Marion Bogdanich holds up a glass jar for me to read: “Hot ‘Cot Pepper Sauce.” Next to it stands a smaller “Sassy Peach Salsa.”
Sassy peaches and spicy apricots? Who wouldn’t be intrigued?
Marion is the farmer of SunBlest Orchards, who makes the hour plus trek to the Belmont Farmers Market every Sunday all the way from Patterson, Calif., which he describes as “The Valley.”
His 30-acre family farm grows apricots, peaches, tomatoes, plums and even pluots (a plum and apricot hybrid). During the off-season when the fruit is waiting for that warm sun, SunBlest innovatively sells dried fruits, roasted nuts and jam preserves.
“We have a lot of unique products that you can’t really get anywhere else,” says Marion.
Among their attitude personified fruit are products that mix the sweet and spicy together, like habanero ketchup for those that may not like the taste of regular ketchup. In fact, a woman piped in when looking at some of the jars: “Oh good, because I don’t like things real sweet.”
The farm now only direct markets instead of selling wholesale. Like other farmers that I’ve spoken with at the market, they gave up because the profit was too low.
“We were just getting less. The price was lower so we were getting less back.
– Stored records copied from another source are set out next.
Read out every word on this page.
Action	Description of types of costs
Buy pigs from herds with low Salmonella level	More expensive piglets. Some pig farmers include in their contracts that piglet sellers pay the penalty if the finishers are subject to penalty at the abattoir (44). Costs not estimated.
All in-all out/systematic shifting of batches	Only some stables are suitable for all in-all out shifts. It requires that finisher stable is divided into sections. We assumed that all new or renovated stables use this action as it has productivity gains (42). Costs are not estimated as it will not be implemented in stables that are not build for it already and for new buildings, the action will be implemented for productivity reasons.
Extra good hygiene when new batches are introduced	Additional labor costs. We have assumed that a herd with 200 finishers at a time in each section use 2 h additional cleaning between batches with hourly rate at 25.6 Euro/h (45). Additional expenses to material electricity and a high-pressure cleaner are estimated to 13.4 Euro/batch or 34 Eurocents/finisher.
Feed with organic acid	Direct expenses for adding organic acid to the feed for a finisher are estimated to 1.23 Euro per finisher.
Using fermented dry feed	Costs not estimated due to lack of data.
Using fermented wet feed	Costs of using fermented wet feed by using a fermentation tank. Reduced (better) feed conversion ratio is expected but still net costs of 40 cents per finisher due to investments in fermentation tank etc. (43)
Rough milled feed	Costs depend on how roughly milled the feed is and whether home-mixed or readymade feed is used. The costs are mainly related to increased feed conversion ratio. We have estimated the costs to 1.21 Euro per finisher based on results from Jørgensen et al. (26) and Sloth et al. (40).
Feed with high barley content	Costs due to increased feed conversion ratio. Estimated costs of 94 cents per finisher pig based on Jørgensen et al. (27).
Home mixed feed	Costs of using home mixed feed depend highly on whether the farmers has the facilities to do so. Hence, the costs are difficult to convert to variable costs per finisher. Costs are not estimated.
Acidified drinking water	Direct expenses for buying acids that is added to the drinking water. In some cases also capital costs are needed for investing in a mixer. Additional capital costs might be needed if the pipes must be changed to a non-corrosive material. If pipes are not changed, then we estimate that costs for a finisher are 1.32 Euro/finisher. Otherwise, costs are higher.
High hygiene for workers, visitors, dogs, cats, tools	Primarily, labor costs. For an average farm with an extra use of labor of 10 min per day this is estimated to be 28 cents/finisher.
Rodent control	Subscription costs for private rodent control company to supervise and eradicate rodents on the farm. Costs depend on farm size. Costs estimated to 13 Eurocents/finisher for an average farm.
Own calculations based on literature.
It’s harder to stay in business unless you’re real, real big,” he said.
A small to medium size farm, he said, can actually make more money by scaling down and direct marketing. A prime example seen at this bustling farmers market that even on overcast days, still has loyal shoppers.
Keeping the family business alive after Marion’s father started selling to farmers markets 20 years ago, Marion’s wife, son and sister all play some role in the farm. They travel to about six markets in the off season and up to 15 in season all over California. Other farmers markets include one in Sacramento’s Cesar Chavez Park and the Davis Farmers Market in Central Park.
SunBlest also does mail-in orders through their sunblestorchards.com website and even have a farm store on their ranch available by appointment. They currently make about 200 bottles a week, which translates into 10-15 cases, among the dried packages and roasted nuts.
Marion’s recommendation: try the Hot ‘Cot Pepper Sauce as a glaze over roasted chicken or fish, or with cream cheese on a cracker. I tried it myself on chicken and even whole wheat toast and it served true to its name. Sweet, but with a whole lot of flavorful kicks.